George Barker Windship (January 13, 1834 – September 12, 1876), sometimes spelled "Winship", was a Boston medical doctor most noted for his promotion of weight lifting as a route to health and strength and inventing the first adjustable dumbbell and the forerunners of several modern exercise machines.

Windship first introduced Weight Training in the United States between 1859 - 1872. He toured with lecturers and exhibitions.

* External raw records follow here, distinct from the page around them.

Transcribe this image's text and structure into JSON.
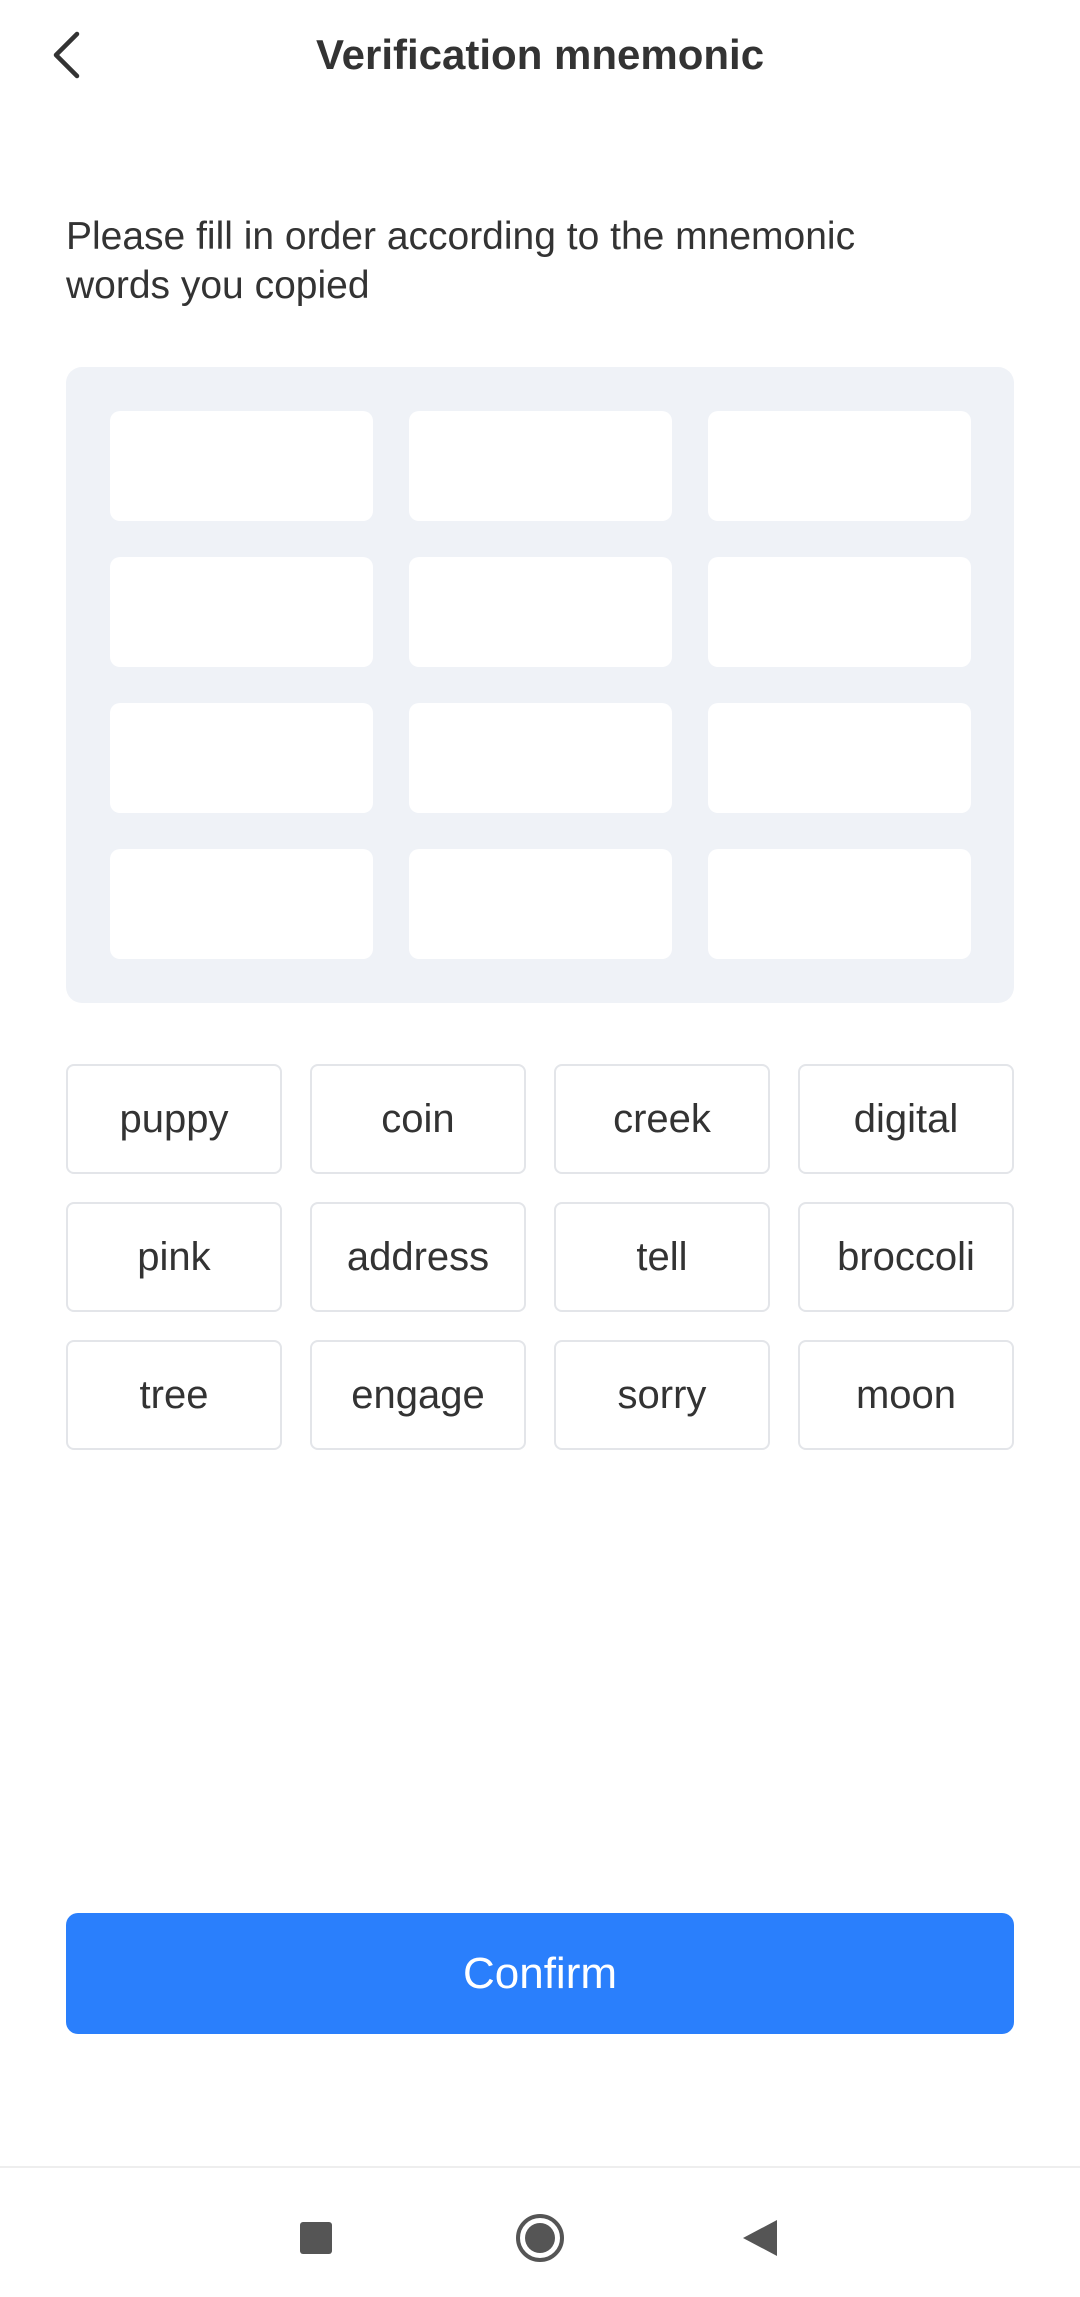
{
  "header": {
    "title": "Verification mnemonic",
    "back_icon": "chevron-left-icon"
  },
  "instruction": "Please fill in order according to the mnemonic words you copied",
  "slots": [
    "",
    "",
    "",
    "",
    "",
    "",
    "",
    "",
    "",
    "",
    "",
    ""
  ],
  "words": [
    "puppy",
    "coin",
    "creek",
    "digital",
    "pink",
    "address",
    "tell",
    "broccoli",
    "tree",
    "engage",
    "sorry",
    "moon"
  ],
  "confirm_label": "Confirm",
  "colors": {
    "accent": "#2a7ffc",
    "panel": "#eff2f7",
    "text": "#333333"
  },
  "nav": [
    "recents-square-icon",
    "home-circle-icon",
    "back-triangle-icon"
  ]
}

He was born in Roxbury, Boston, Massachusetts, to Dr. Charles May Windship and Susan Barker. He attended Roxbury Latin School and then Harvard Medical School, where he obtained his M.D. in 1857 at the age of 20. After a brief flirtation with acting as a career, he was appointed Assistant Physician at Boston Lunatic Hospital in June, 1856. On 28 April 1868 he married Rebecca G. Haskins, daughter of Rev. Green Haskins.

When he entered Harvard at 16 he was 5 feet tall and weighed 100 pounds. Because of his stature he was the victim of relentless teasing. After a larger student threw his books downstairs and refused to apologize, Windship determined to build himself up by practicing gymnastics at the school gym, working on the various equipment, including the spring-board, horse, vaulting apparatus, parallel bars, suspended rings, horizontal and inclined ladders, pulley-weights, pegs, climbing rope, and trapezoid every evening after classes. Originally motivated by revenge, in an article published in the January 1862 Atlantic Monthly, he said that his desire for retaliation was quickly extinguished as habit and progress took its place. He discovered that his perseverance in exercise transferred to other areas of his life and he found he had gained the ability to resist and overcome other bad habits and ailments of the body, from which he coined the slogan "Strength is Health". At the time of his graduation, he could do 12 one-arm chinups with either arm and perform a one-arm chin with either arm using only his little finger.

He died 12 September 1876, in Roxbury of a stroke.